Una señora acaba de dislocarse el brazo al dar un traspié en la escalera. Sus acompañantes buscan ayuda en cubierta.

El barco que cubre el traslado entre Helsinborg y Elsinor nos recibe con una fiesta a bordo. En el primer piso, acristalado, han montado una discoteca con música en directo. Los intérpretes tocan versiones de Elvis, B52 y de Tina Turner. Cada vez que la batería percute, vibra la sala entera. Un grupito de damas septuagenarias ha asaltado la pista. En la barra de la entrada, atendida por un par de camareros, no dan abasto. En cubierta, hay otra barra y varias mesas centrales con bancos corridos ocupados por grupos de gente trasegando vino blanco y cerveza. Las mesas están repletas de vasos y de barquetas de fish&chips, köttbullar y hot dogs. En los laterales hay mesas altas para quienes se quedan de pie, con espacio para encajar botellas y vasos.
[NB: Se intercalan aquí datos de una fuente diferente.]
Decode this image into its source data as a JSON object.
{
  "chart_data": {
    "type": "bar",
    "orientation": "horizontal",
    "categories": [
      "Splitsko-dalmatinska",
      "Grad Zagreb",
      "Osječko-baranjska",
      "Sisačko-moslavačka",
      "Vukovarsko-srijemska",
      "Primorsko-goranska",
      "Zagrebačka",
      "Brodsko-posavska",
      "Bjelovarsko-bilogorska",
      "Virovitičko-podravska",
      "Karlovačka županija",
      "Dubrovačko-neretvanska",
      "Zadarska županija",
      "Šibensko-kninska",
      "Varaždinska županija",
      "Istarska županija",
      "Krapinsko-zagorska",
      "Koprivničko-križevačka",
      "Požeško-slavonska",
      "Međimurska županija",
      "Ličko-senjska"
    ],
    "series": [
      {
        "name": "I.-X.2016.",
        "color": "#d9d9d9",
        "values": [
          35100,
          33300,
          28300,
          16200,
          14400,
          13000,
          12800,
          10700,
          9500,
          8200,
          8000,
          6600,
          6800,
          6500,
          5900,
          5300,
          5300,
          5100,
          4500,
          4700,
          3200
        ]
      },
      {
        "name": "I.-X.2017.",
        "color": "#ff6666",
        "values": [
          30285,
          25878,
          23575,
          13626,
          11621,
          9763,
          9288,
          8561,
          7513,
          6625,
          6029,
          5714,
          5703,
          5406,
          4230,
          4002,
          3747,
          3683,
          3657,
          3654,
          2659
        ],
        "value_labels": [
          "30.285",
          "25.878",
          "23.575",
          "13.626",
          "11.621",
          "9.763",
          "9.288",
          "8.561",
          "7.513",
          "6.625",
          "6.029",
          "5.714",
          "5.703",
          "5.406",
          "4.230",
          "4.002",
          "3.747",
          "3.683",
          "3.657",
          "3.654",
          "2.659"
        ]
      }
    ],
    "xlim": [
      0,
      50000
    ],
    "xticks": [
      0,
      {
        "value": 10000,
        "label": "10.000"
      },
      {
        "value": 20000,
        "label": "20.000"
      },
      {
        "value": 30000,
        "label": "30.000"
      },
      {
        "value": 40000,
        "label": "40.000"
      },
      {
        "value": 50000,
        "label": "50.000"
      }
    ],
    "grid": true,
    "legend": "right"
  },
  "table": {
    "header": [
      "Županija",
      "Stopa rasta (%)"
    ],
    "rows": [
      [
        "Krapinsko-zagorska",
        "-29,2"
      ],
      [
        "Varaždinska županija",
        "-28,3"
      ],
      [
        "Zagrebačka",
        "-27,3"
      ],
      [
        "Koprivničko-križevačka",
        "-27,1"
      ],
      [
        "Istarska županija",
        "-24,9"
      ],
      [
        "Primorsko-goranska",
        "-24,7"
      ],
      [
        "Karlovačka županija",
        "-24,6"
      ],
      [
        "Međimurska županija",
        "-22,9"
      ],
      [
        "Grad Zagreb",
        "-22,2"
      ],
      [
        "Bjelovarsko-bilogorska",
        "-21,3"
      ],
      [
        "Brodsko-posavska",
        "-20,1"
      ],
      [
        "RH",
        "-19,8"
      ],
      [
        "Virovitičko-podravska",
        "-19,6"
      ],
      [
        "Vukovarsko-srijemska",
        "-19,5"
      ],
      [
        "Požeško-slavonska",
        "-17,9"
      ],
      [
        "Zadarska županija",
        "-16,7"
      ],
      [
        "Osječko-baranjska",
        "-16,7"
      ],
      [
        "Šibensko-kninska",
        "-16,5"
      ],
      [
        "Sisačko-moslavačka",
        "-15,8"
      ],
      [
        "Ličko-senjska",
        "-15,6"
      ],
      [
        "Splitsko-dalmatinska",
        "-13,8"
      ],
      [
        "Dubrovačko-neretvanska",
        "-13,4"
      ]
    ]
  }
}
-Están de tura -me explica Lady Chor, que así es como le gusta presentarse en Escandinavia-. A lo largo de la tarde, la gente se dedica a beber, charlar y fumar a bordo. De aquí no se baja nadie, ya verás. Tienen todo el día de mañana para recuperarse de la resaca.

En una de las mesas centrales, una sexagenaria grande y rubia como una valquiria, con pinta de estar muy ebria, se pone a horcajadas de un tipo calvo vestido con pantalones blancos y camisa hawaiana. Yo desvío la vista, agarro a Lady Chor de la mano y, como el resto, nos empezamos a hacer selfies.

-Varsågod -repite continuamente a la gente que va y viene zarandeándonos.

Desde el mar podemos ver el Sofiero, la antigua residencia real a las afueras de Helsinborg, Kärnan, la torre fortificada en el promontorio del centro, la tropical beach y toda la fachada marítima, moderna y funcional. La ciudad, calurosa y hospitalaria, parece de fiesta. Una embarcación de cuatro pisos que cubre el mismo trayecto nos cruza a muy poca distancia en la rada del puerto. Sobre los diques ondean los pabellones de un montón de naciones.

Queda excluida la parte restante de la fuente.